Nunca le he contado esto a alguien pero cargo a cuentas un amor no resuelto. Un amor silencioso y privado que ya no existe y que nadie supo que existió, un amor que no acabé yo, que no se me acabó. Aveces siento ganas de llorar y no puedo. He tratado de hacerlo por otra cosa, lo que sea: por una película, por una canción, por dolores de mi mamá, por ese video de Youtube en el que ese novio pide matrimonio con una comparsa al ritmo de una canción de Bruno Mars, por la foto de un gato muerto.
Pero no sirve.
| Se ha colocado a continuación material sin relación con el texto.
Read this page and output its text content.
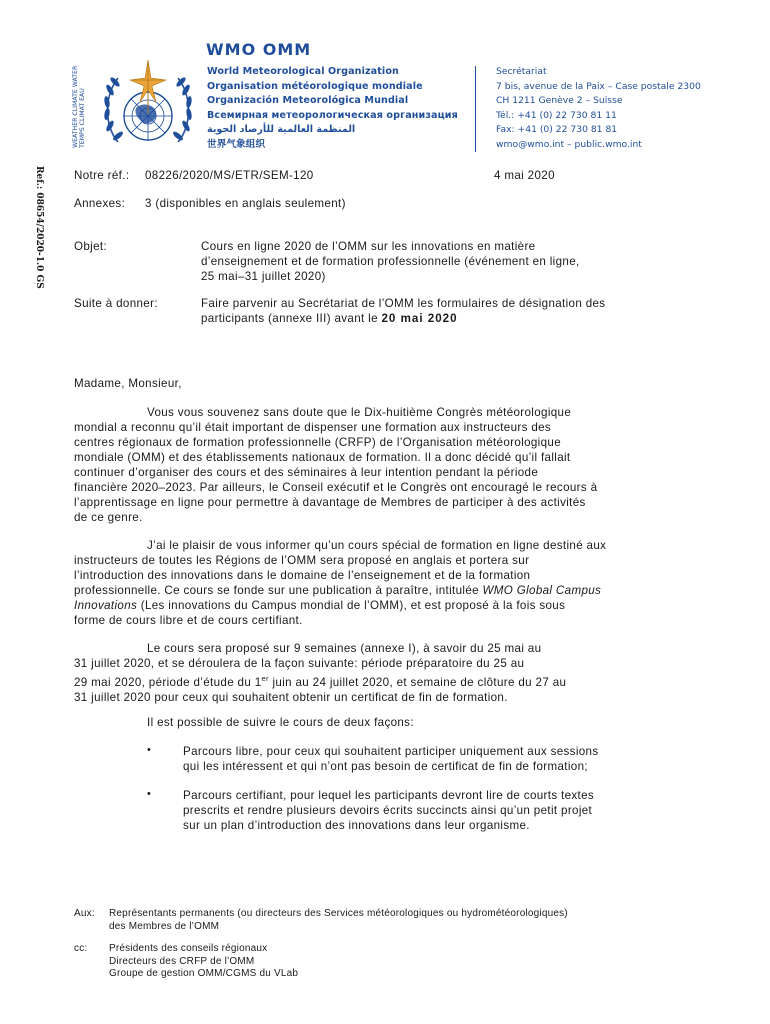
WEATHER CLIMATE WATER TEMPS CLIMAT EAU
WMO OMM
World Meteorological Organization
Organisation météorologique mondiale
Organización Meteorológica Mundial
Всемирная метеорологическая организация
المنظمة العالمية للأرصاد الجوية
世界气象组织
Secrétariat
7 bis, avenue de la Paix – Case postale 2300
CH 1211 Genève 2 – Suisse
Tél.: +41 (0) 22 730 81 11
Fax: +41 (0) 22 730 81 81
wmo@wmo.int – public.wmo.int
Ref.: 08654/2020-1.0 GS	Notre réf.: 08226/2020/MS/ETR/SEM-120	4 mai 2020
Annexes: 3 (disponibles en anglais seulement)
Objet:	Cours en ligne 2020 de l’OMM sur les innovations en matière
d’enseignement et de formation professionnelle (événement en ligne,
25 mai–31 juillet 2020)
Suite à donner:	Faire parvenir au Secrétariat de l’OMM les formulaires de désignation des
participants (annexe III) avant le 20 mai 2020
Madame, Monsieur,
Vous vous souvenez sans doute que le Dix-huitième Congrès météorologique
mondial a reconnu qu’il était important de dispenser une formation aux instructeurs des
centres régionaux de formation professionnelle (CRFP) de l’Organisation météorologique
mondiale (OMM) et des établissements nationaux de formation. Il a donc décidé qu’il fallait
continuer d’organiser des cours et des séminaires à leur intention pendant la période
financière 2020–2023. Par ailleurs, le Conseil exécutif et le Congrès ont encouragé le recours à
l’apprentissage en ligne pour permettre à davantage de Membres de participer à des activités
de ce genre.
J’ai le plaisir de vous informer qu’un cours spécial de formation en ligne destiné aux
instructeurs de toutes les Régions de l’OMM sera proposé en anglais et portera sur
l’introduction des innovations dans le domaine de l’enseignement et de la formation
professionnelle. Ce cours se fonde sur une publication à paraître, intitulée WMO Global Campus
Innovations (Les innovations du Campus mondial de l’OMM), et est proposé à la fois sous
forme de cours libre et de cours certifiant.
Le cours sera proposé sur 9 semaines (annexe I), à savoir du 25 mai au
31 juillet 2020, et se déroulera de la façon suivante: période préparatoire du 25 au
29 mai 2020, période d’étude du 1er juin au 24 juillet 2020, et semaine de clôture du 27 au
31 juillet 2020 pour ceux qui souhaitent obtenir un certificat de fin de formation.
Il est possible de suivre le cours de deux façons:
•	Parcours libre, pour ceux qui souhaitent participer uniquement aux sessions
qui les intéressent et qui n’ont pas besoin de certificat de fin de formation;
•	Parcours certifiant, pour lequel les participants devront lire de courts textes
prescrits et rendre plusieurs devoirs écrits succincts ainsi qu’un petit projet
sur un plan d’introduction des innovations dans leur organisme.
Aux: Représentants permanents (ou directeurs des Services météorologiques ou hydrométéorologiques)
des Membres de l’OMM
cc: Présidents des conseils régionaux
Directeurs des CRFP de l’OMM
Groupe de gestion OMM/CGMS du VLab
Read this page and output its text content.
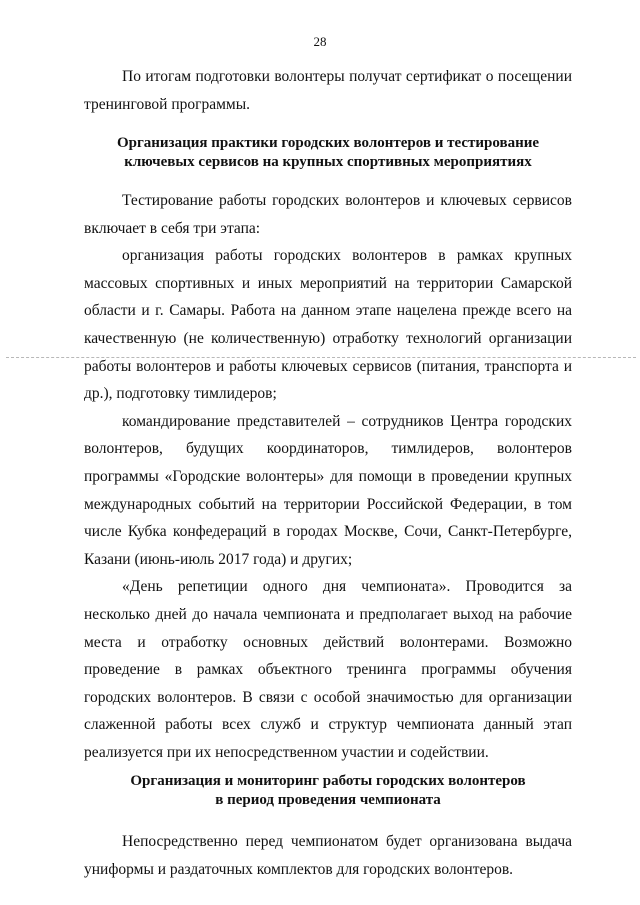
28

По итогам подготовки волонтеры получат сертификат о посещении тренинговой программы.

Организация практики городских волонтеров и тестирование
ключевых сервисов на крупных спортивных мероприятиях

Тестирование работы городских волонтеров и ключевых сервисов включает в себя три этапа:

организация работы городских волонтеров в рамках крупных массовых спортивных и иных мероприятий на территории Самарской области и г. Самары. Работа на данном этапе нацелена прежде всего на качественную (не количественную) отработку технологий организации работы волонтеров и работы ключевых сервисов (питания, транспорта и др.), подготовку тимлидеров;

командирование представителей – сотрудников Центра городских волонтеров, будущих координаторов, тимлидеров, волонтеров программы «Городские волонтеры» для помощи в проведении крупных международных событий на территории Российской Федерации, в том числе Кубка конфедераций в городах Москве, Сочи, Санкт-Петербурге, Казани (июнь-июль 2017 года) и других;

«День репетиции одного дня чемпионата». Проводится за несколько дней до начала чемпионата и предполагает выход на рабочие места и отработку основных действий волонтерами. Возможно проведение в рамках объектного тренинга программы обучения городских волонтеров. В связи с особой значимостью для организации слаженной работы всех служб и структур чемпионата данный этап реализуется при их непосредственном участии и содействии.

Организация и мониторинг работы городских волонтеров
в период проведения чемпионата

Непосредственно перед чемпионатом будет организована выдача униформы и раздаточных комплектов для городских волонтеров.
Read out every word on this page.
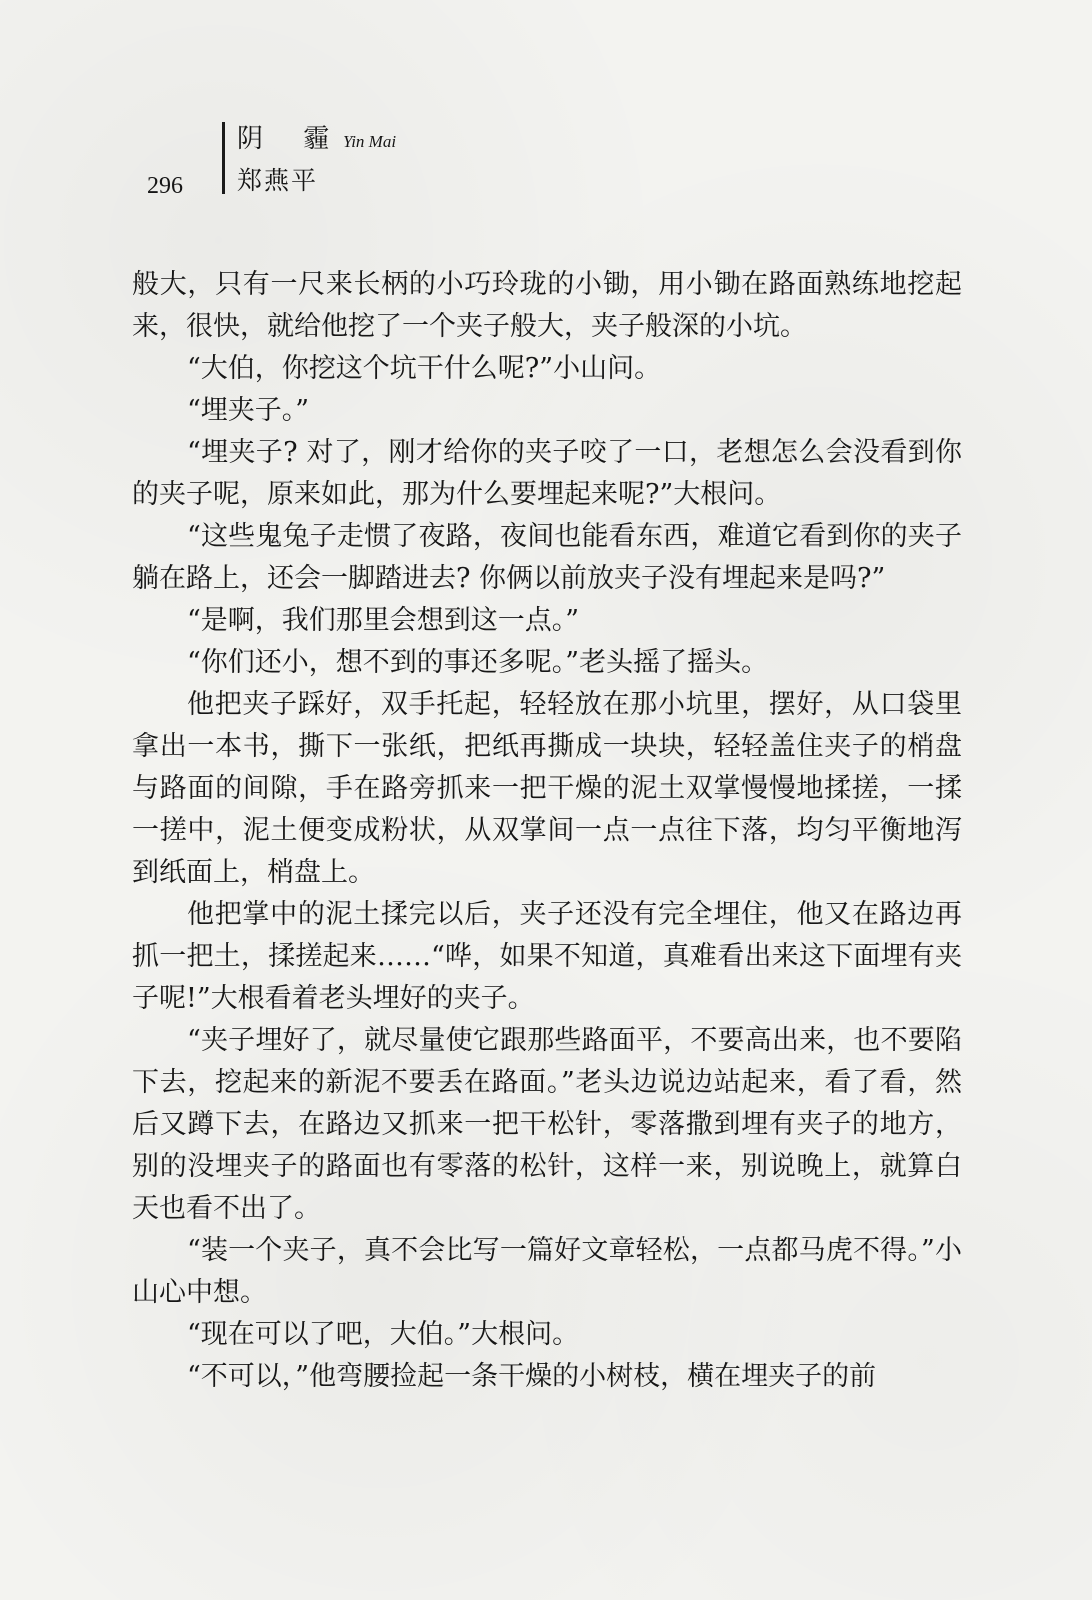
296
阴 霾
Yin Mai
郑燕平

般大，只有一尺来长柄的小巧玲珑的小锄，用小锄在路面熟练地挖起来，很快，就给他挖了一个夹子般大，夹子般深的小坑。

“大伯，你挖这个坑干什么呢?”小山问。

“埋夹子。”

“埋夹子? 对了，刚才给你的夹子咬了一口，老想怎么会没看到你的夹子呢，原来如此，那为什么要埋起来呢?”大根问。

“这些鬼兔子走惯了夜路，夜间也能看东西，难道它看到你的夹子躺在路上，还会一脚踏进去? 你俩以前放夹子没有埋起来是吗?”

“是啊，我们那里会想到这一点。”

“你们还小，想不到的事还多呢。”老头摇了摇头。

他把夹子踩好，双手托起，轻轻放在那小坑里，摆好，从口袋里拿出一本书，撕下一张纸，把纸再撕成一块块，轻轻盖住夹子的梢盘与路面的间隙，手在路旁抓来一把干燥的泥土双掌慢慢地揉搓，一揉一搓中，泥土便变成粉状，从双掌间一点一点往下落，均匀平衡地泻到纸面上，梢盘上。

他把掌中的泥土揉完以后，夹子还没有完全埋住，他又在路边再抓一把土，揉搓起来……“哗，如果不知道，真难看出来这下面埋有夹子呢!”大根看着老头埋好的夹子。

“夹子埋好了，就尽量使它跟那些路面平，不要高出来，也不要陷下去，挖起来的新泥不要丢在路面。”老头边说边站起来，看了看，然后又蹲下去，在路边又抓来一把干松针，零落撒到埋有夹子的地方，别的没埋夹子的路面也有零落的松针，这样一来，别说晚上，就算白天也看不出了。

“装一个夹子，真不会比写一篇好文章轻松，一点都马虎不得。”小山心中想。

“现在可以了吧，大伯。”大根问。

“不可以，”他弯腰捡起一条干燥的小树枝，横在埋夹子的前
No lloro...
No la lloro y presiento que es una mala señal, que las lágrimas se acumularán vertiginosamente escondiéndose en alguna parte de mi cuerpo, tal vez en el codo o en el dedo chiquito del pie. Tal vez en la mitad de un recuerdo o en la parte de arriba de la suma de todos mis dolores. Quizás un día, cuando me lastime el codo con una puerta o cuando la esquina de la cama se reviente contra mi dedo pequeño del pie, lloraré como si no hubiera un mañana. Me tiraré en el piso del dolor por fin, sin poder pararme de ahí por una hora, dos horas, cinco horas y media.
A veces pienso que si no la lloro nunca, no la voy a olvidar ni me lavaré su nombre del cuerpo. Y a veces, la mayoría de las veces, quiero que nunca pase. Que se quede ahí para siempre, así sea convertida en un dolor de codo.